A numerical 3D fluid-structure interaction model for blood flow in a MRI-based atherosclerotic artery

¹ Department of CS and Math., Lebanese American University, Byblos, Lebanon
² CEMAT – Center for Computational and Stochastic Mathematics, Univ. Lisboa, Lisbon, Portugal
³ Department of Mechanical Engineering, University College London, London, UK
⁴ Department of Mathematics, Instituto Superior Técnico, Univ. Lisboa, Lisbon, Portugal

^* Corresponding author: oualid.kafi@tecnico.ulisboa.pt

Received: 25 August 2022
Accepted: 9 March 2023

Abstract

Atherosclerosis, as a result of an inflammatory process, is the thickening and loss of elasticity of the walls of arteries that is associated with the formation of atherosclerotic plaques within the arterial intima, which present a double threat. A piece of vulnerable plaque can break off and be carried by the bloodstream until it gets stuck; and plaque that narrows an artery may lead to a thrombus that sticks to the blood vessel’s inner wall. The purpose of the present article is to compare effects across different atheromatous plaque material assumptions on hemodynamics and biomechanics within a partly patient-specific computational domain representing an atherosclerotic artery. A full scale 3D ESI numerical model is implemented and different material hyperelastic assumptions are considered for comparison purposes.
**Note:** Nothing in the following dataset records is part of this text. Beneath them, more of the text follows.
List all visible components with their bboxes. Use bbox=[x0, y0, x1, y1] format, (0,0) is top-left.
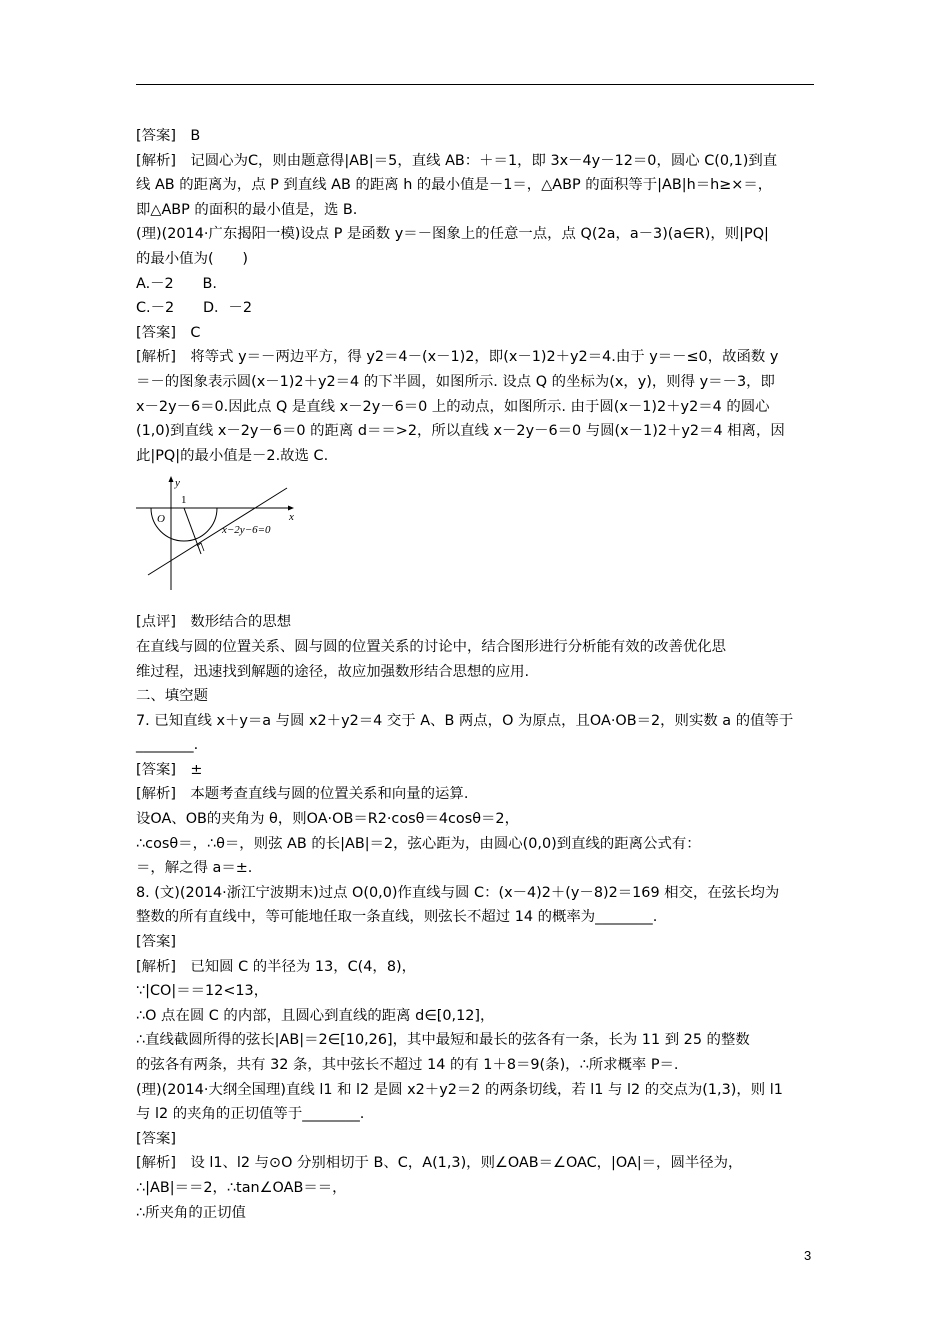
text-line: (1,0)到直线 x－2y－6＝0 的距离 d＝＝>2，所以直线 x－2y－6＝0 与圆(x－1)2＋y2＝4 相离，因 bbox=[136, 423, 785, 440]
origin-label: O bbox=[157, 513, 165, 526]
text-line: 线 AB 的距离为，点 P 到直线 AB 的距离 h 的最小值是－1＝，△ABP 的面积等于|AB|h＝h≥×＝， bbox=[136, 177, 773, 194]
text-line: 在直线与圆的位置关系、圆与圆的位置关系的讨论中，结合图形进行分析能有效的改善优化思 bbox=[136, 638, 727, 655]
text-line: ________. bbox=[136, 737, 199, 754]
tick-one-label: 1 bbox=[181, 494, 187, 507]
text-line: ∵|CO|＝＝12<13， bbox=[136, 983, 269, 1000]
x-axis-label: x bbox=[289, 511, 294, 524]
text-line: x－2y－6＝0.因此点 Q 是直线 x－2y－6＝0 上的动点，如图所示. 由于圆(x－1)2＋y2＝4 的圆心 bbox=[136, 398, 770, 415]
text-line: (理)(2014·大纲全国理)直线 l1 和 l2 是圆 x2＋y2＝2 的两条切线，若 l1 与 l2 的交点为(1,3)，则 l1 bbox=[136, 1081, 783, 1098]
text-line: 二、填空题 bbox=[136, 688, 208, 705]
text-line: ∴直线截圆所得的弦长|AB|＝2∈[10,26]，其中最短和最长的弦各有一条，长为 11 到 25 的整数 bbox=[136, 1032, 750, 1049]
x-axis-arrow bbox=[288, 506, 294, 511]
geometry-figure bbox=[136, 476, 816, 596]
header-rule bbox=[136, 84, 814, 85]
text-line: 整数的所有直线中，等可能地任取一条直线，则弦长不超过 14 的概率为________. bbox=[136, 909, 658, 926]
text-line: ∴所夹角的正切值 bbox=[136, 1204, 246, 1221]
text-line: ∴|AB|＝＝2，∴tan∠OAB＝＝， bbox=[136, 1179, 347, 1196]
text-line: [解析] 设 l1、l2 与⊙O 分别相切于 B、C，A(1,3)，则∠OAB＝∠OAC，|OA|＝，圆半径为， bbox=[136, 1155, 743, 1172]
text-line: ＝，解之得 a＝±. bbox=[136, 860, 253, 877]
text-line: 的最小值为( ) bbox=[136, 250, 248, 267]
page-number: 3 bbox=[804, 1248, 812, 1263]
text-line: 的弦各有两条，共有 32 条，其中弦长不超过 14 的有 1＋8＝9(条)，∴所求概率 P＝. bbox=[136, 1057, 679, 1073]
text-line: 8. (文)(2014·浙江宁波期末)过点 O(0,0)作直线与圆 C：(x－4)2＋(y－8)2＝169 相交，在弦长均为 bbox=[136, 884, 780, 901]
text-line: [答案] bbox=[136, 1130, 177, 1147]
text-line: [答案] C bbox=[136, 324, 201, 341]
text-line: [答案] ± bbox=[136, 761, 203, 778]
text-line: 设OA、OB的夹角为 θ，则OA·OB＝R2·cosθ＝4cosθ＝2， bbox=[136, 811, 519, 828]
text-line: (理)(2014·广东揭阳一模)设点 P 是函数 y＝－图象上的任意一点，点 Q(2a，a－3)(a∈R)，则|PQ| bbox=[136, 226, 769, 243]
text-line: 即△ABP 的面积的最小值是，选 B. bbox=[136, 201, 358, 218]
y-axis-arrow bbox=[169, 476, 174, 482]
document-body bbox=[136, 124, 816, 1225]
text-line: ∴cosθ＝，∴θ＝，则弦 AB 的长|AB|＝2，弦心距为，由圆心(0,0)到直线的距离公式有： bbox=[136, 835, 701, 852]
y-axis-label: y bbox=[175, 477, 180, 490]
text-line: [答案] B bbox=[136, 128, 201, 144]
text-line: ＝－的图象表示圆(x－1)2＋y2＝4 的下半圆，如图所示. 设点 Q 的坐标为(x，y)，则得 y＝－3，即 bbox=[136, 373, 775, 390]
text-block-before-figure bbox=[136, 124, 816, 468]
circle-line-diagram bbox=[136, 476, 306, 596]
text-line: ∴O 点在圆 C 的内部，且圆心到直线的距离 d∈[0,12]， bbox=[136, 1007, 495, 1024]
text-line: [解析] 记圆心为C，则由题意得|AB|＝5，直线 AB：＋＝1，即 3x－4y－12＝0，圆心 C(0,1)到直 bbox=[136, 152, 778, 169]
text-line: 7. 已知直线 x＋y＝a 与圆 x2＋y2＝4 交于 A、B 两点，O 为原点，且OA·OB＝2，则实数 a 的值等于 bbox=[136, 712, 794, 729]
text-block-after-figure bbox=[136, 610, 816, 1225]
line-equation-label: x−2y−6=0 bbox=[222, 524, 271, 537]
text-line: [解析] 本题考查直线与圆的位置关系和向量的运算. bbox=[136, 786, 469, 803]
text-line: [解析] 将等式 y＝－两边平方，得 y2＝4－(x－1)2，即(x－1)2＋y2＝4.由于 y＝－≤0，故函数 y bbox=[136, 349, 779, 366]
text-line: 此|PQ|的最小值是－2.故选 C. bbox=[136, 447, 329, 464]
text-line: C.－2 D．－2 bbox=[136, 300, 252, 317]
text-line: [点评] 数形结合的思想 bbox=[136, 614, 292, 631]
text-line: 维过程，迅速找到解题的途径，故应加强数形结合思想的应用. bbox=[136, 663, 530, 680]
text-line: A.－2 B. bbox=[136, 275, 217, 292]
text-line: 与 l2 的夹角的正切值等于________. bbox=[136, 1106, 365, 1123]
text-line: [解析] 已知圆 C 的半径为 13，C(4，8)， bbox=[136, 958, 416, 975]
text-line: [答案] bbox=[136, 934, 177, 951]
The 3D realistic geometry is reconstructed from a medical image. This technique may be useful, specially with the recent advances in computer-aided design (CAD), medical imaging, and 3D printing technologies that have provided a rapid and cost efficient method to generate arterial stenotic biomodels, making in vitro studies a valuable and powerful tool. To understand our results, hemodynamic parameters and structural stress analysis were performed. The results are consistent with previous findings.